Fashion trends are diverse, fleeting and often hard to describe. When faced with a waiting search bar, shoppers can experience a sense of writer’s block—even if they’ve seen their desired look on a favorite infleuncer.
The shape of a neckline; the length of a skirt; the name for a specific dip-dye pattern that’s been dominating Instagram feeds. While consumers find these details compelling, coming up with the right search terms can be a slog that yields disappointing results.
Amazon’s StyleSnap, however, allows shoppers to show (rather than tell) the marketplace what they’re looking for, the company said in a statement.
Using a photo or a screenshot of a desired outfit or garment, the program provides shoppers with recommendations of similar items available for sale on the site.
To use the feature, users click the camera icon in the upper right corner of the Amazon app and select the StyleSnap option. From there, they can upload their own photo (perhaps taken while shopping in a store or a friend’s closet) or a screenshot of their favorite style blogger. Amazon’s recommended styles can be filtered by size, price range and customer reviews.
The feature relies on computer vision and “deep learning,” a subset of machine learning inspired by the neural network of the human brain. The artificial neurons can be trained, through extensive data input, to recognize the features that differentiate a range of similar products. By feeding the system thousands of reference images, StyleSnap’s deep learning technology has learned to pick up on nuance—like the difference between a maxi skirt and an accordion skirt, for example.
The feature can also filter out the noise that often accompanies a photo shared on social media, focusing in on the apparel instead of the iced coffee on the table, or the backdrop of a bright blue sky.
The e-commerce firm noted that style bloggers who join its Amazon Influencer Program make money when one of their screenshot outfits inspires someone to buy.
StyleSnap is the latest of Amazon’s manifold efforts to win the loyalty of female shoppers. In May, the company announced an influencer collaboration program called The Drop, wherein globally recognized fashion stars design limited-edition collections which are sold on Amazon within a 30-hour window.

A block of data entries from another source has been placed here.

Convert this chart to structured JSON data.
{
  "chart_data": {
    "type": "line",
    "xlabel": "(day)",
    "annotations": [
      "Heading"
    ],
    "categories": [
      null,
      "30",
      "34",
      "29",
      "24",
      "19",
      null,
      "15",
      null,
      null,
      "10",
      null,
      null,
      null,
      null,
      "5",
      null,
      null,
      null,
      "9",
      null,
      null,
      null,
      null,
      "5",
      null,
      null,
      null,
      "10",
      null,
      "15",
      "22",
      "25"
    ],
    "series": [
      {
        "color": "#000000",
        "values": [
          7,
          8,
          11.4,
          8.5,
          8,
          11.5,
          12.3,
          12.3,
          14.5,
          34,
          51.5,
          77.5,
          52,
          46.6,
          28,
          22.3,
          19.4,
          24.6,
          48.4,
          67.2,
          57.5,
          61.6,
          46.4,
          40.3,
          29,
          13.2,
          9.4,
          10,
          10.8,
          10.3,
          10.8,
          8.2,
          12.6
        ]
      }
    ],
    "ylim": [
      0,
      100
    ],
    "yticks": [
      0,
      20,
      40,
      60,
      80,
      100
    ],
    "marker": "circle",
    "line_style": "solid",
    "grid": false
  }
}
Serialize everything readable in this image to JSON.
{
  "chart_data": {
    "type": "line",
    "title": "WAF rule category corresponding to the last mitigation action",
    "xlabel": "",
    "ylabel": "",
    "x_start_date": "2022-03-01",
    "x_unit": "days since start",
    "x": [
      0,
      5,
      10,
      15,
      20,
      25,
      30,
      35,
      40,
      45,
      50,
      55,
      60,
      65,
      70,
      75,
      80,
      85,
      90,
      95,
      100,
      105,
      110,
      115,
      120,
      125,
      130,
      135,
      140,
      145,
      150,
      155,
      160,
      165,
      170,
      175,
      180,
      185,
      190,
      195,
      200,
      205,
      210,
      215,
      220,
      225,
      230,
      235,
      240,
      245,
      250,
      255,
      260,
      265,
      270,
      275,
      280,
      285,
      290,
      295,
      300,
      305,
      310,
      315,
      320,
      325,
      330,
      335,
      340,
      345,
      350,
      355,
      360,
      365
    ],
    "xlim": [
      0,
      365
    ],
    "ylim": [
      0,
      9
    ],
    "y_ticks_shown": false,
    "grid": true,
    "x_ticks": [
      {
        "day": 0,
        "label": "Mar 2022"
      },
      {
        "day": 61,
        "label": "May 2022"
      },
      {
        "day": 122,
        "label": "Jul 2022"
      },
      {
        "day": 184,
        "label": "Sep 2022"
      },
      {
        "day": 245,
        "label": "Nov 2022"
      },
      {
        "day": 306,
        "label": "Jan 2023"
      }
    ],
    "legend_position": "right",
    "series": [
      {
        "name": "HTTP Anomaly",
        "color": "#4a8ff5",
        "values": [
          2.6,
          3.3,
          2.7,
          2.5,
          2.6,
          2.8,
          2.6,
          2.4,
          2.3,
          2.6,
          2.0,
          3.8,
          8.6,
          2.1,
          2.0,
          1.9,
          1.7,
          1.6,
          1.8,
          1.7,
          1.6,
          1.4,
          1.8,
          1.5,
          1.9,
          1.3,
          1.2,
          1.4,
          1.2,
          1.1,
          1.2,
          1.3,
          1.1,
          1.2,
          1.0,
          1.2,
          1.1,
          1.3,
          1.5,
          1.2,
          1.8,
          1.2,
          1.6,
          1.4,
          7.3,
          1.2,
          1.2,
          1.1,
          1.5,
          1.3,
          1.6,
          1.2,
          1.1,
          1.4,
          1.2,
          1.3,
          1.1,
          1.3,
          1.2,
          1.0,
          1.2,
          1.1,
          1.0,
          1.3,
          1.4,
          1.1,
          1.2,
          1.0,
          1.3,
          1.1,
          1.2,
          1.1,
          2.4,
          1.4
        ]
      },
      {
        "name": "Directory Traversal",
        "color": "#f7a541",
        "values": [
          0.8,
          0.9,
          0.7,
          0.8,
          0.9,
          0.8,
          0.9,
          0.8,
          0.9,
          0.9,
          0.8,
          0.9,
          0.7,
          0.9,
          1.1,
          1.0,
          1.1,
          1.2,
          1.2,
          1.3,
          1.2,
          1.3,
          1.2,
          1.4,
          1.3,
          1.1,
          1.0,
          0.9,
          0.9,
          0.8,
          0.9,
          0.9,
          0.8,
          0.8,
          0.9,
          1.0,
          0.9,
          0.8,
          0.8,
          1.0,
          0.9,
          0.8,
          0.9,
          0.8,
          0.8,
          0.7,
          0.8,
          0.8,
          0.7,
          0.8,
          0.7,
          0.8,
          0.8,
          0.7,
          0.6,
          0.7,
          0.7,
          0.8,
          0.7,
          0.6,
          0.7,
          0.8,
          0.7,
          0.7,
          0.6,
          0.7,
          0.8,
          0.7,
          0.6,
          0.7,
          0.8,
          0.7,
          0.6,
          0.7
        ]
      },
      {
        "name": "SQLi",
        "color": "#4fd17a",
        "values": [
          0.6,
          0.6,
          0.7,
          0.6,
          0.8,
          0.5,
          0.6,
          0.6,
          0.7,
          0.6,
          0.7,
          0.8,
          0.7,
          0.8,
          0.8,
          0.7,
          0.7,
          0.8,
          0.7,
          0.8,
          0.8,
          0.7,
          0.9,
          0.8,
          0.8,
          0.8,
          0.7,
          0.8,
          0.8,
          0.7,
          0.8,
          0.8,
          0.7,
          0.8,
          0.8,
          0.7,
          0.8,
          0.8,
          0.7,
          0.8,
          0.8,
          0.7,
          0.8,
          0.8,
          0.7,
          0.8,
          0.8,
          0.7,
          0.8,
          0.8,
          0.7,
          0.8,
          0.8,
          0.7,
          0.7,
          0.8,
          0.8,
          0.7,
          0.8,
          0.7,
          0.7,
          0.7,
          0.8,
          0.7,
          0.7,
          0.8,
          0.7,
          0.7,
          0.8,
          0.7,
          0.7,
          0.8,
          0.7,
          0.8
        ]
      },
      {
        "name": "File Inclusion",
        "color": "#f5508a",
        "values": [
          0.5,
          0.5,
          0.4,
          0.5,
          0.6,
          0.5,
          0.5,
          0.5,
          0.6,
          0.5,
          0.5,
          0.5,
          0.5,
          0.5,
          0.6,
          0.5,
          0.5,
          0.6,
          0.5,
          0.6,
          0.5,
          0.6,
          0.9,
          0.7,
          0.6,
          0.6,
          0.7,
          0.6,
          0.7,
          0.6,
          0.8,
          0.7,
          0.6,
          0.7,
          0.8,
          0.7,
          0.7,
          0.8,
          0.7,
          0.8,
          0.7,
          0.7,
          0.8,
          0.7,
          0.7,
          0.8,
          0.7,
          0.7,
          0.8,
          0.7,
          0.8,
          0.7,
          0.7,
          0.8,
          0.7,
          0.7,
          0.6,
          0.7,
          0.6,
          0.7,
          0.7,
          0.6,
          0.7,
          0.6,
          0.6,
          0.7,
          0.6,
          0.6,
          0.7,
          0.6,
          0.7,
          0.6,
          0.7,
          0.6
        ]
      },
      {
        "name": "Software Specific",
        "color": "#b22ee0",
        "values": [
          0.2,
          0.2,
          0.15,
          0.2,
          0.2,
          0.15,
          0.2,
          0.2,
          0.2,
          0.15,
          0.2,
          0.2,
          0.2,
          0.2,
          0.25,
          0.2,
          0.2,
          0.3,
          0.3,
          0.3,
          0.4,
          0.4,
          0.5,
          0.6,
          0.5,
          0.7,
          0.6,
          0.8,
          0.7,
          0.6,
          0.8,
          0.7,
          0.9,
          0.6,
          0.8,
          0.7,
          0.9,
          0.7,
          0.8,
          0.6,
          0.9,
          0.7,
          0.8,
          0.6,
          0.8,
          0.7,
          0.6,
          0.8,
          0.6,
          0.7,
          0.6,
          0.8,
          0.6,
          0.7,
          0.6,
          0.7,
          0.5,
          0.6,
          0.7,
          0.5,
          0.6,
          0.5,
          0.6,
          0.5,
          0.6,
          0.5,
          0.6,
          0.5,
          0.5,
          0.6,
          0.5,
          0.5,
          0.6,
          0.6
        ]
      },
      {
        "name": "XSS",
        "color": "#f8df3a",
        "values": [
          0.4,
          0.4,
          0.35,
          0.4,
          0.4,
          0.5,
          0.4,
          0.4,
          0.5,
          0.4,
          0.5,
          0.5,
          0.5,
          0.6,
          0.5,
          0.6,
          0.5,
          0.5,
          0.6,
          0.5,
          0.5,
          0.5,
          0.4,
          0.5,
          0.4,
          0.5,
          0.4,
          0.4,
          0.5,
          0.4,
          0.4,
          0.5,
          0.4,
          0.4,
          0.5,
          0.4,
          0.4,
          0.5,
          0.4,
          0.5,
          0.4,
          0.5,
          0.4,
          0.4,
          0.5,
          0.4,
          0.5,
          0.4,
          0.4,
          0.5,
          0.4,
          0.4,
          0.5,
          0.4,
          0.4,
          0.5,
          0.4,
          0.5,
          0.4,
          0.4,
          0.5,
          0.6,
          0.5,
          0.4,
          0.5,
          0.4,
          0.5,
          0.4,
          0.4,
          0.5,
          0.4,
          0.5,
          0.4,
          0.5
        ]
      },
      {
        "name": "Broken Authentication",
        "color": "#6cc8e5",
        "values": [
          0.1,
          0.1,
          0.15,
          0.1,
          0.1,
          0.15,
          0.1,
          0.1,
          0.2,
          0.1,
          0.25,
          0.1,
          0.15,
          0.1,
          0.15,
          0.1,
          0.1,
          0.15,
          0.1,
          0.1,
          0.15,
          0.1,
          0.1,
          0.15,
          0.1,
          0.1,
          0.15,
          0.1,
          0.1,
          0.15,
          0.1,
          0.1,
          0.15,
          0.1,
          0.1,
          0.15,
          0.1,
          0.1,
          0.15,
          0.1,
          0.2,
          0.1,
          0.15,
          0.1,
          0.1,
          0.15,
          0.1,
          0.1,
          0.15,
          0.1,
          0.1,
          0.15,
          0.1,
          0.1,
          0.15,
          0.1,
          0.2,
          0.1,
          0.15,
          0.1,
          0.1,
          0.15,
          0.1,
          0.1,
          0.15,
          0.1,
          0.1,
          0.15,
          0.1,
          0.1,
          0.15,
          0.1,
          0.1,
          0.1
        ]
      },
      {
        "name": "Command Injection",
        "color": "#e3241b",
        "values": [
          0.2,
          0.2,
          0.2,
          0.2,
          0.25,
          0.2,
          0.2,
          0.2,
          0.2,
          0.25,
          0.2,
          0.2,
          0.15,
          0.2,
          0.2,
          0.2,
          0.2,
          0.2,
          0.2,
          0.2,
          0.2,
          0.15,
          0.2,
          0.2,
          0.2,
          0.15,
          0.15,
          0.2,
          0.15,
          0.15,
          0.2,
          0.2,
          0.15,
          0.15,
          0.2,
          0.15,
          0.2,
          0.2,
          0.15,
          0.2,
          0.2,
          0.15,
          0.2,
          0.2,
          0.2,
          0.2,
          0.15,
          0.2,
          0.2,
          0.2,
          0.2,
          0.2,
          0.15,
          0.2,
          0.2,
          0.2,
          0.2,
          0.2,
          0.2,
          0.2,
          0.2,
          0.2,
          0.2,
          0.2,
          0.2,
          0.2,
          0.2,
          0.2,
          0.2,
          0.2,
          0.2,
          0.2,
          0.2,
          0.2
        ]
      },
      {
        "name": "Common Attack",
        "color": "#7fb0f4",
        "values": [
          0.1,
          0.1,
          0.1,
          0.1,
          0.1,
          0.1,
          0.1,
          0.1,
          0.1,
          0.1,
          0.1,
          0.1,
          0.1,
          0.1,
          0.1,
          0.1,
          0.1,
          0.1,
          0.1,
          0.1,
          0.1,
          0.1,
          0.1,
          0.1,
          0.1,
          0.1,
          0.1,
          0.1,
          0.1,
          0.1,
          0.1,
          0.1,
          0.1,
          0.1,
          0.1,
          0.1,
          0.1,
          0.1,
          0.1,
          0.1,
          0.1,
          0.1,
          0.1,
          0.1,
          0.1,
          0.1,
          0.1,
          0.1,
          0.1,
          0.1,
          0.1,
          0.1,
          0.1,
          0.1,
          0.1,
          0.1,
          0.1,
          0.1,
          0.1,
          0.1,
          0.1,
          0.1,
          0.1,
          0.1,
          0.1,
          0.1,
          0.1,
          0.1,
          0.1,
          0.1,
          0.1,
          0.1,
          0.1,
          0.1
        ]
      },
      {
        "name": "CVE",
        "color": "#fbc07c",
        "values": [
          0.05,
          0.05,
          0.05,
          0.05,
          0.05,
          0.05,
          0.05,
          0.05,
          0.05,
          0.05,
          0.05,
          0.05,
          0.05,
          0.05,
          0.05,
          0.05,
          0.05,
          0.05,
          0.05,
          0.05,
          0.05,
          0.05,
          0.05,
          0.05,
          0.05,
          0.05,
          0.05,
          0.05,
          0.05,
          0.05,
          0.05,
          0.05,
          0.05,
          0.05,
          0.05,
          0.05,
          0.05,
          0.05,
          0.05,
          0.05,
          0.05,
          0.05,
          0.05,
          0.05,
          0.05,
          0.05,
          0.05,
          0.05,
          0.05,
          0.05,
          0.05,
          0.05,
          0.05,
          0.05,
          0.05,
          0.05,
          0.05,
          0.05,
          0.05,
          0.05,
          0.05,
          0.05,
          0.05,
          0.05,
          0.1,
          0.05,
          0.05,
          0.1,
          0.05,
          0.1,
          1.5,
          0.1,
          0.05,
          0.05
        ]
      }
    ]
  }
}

The first collection, designed with influencer Paola Alberdi, dropped on June 5.
StyleSnap is Amazon’s answer to the ramp up of visual search tools being created for online commerce.
In March, Google rolled out shoppable ads that target consumers who view image search results on its search engine.
In January, Amy Vener, Pinterest’s leader of the retail vertical strategy described smartphone cameras as “your next keyboard,” adding that “visual search is where it’s at for retail.” The company debuted Pinterest Lens, which matches user-photographed products with visually similar results, in 2017, and has steadily added new facets to the feature to make search more efficient.
Donde, a visual search startup that’s helped Forever 21 boost average order values by 20 percent, raised $6.5 million in February to “help merchants think like their customers,” CEO Lia Zakay said at the time.
Amazon’s StyleSnap feature also appears to be an evolution of a concept that the e-commerce company debuted last fall with Snapchat allowing the social platform’s users to search Amazon’s marketplace using the Snapchat camera.
“We are highly innovative and customer-obsessed, and we will continue to create new experiences for customers to discover the products they want and love,” said Jeff Wilke, Amazon’s consumer worldwide CEO.
“We are incredibly excited about StyleSnap and how it enables our customers to shop visually for Fashion on Amazon,” he added.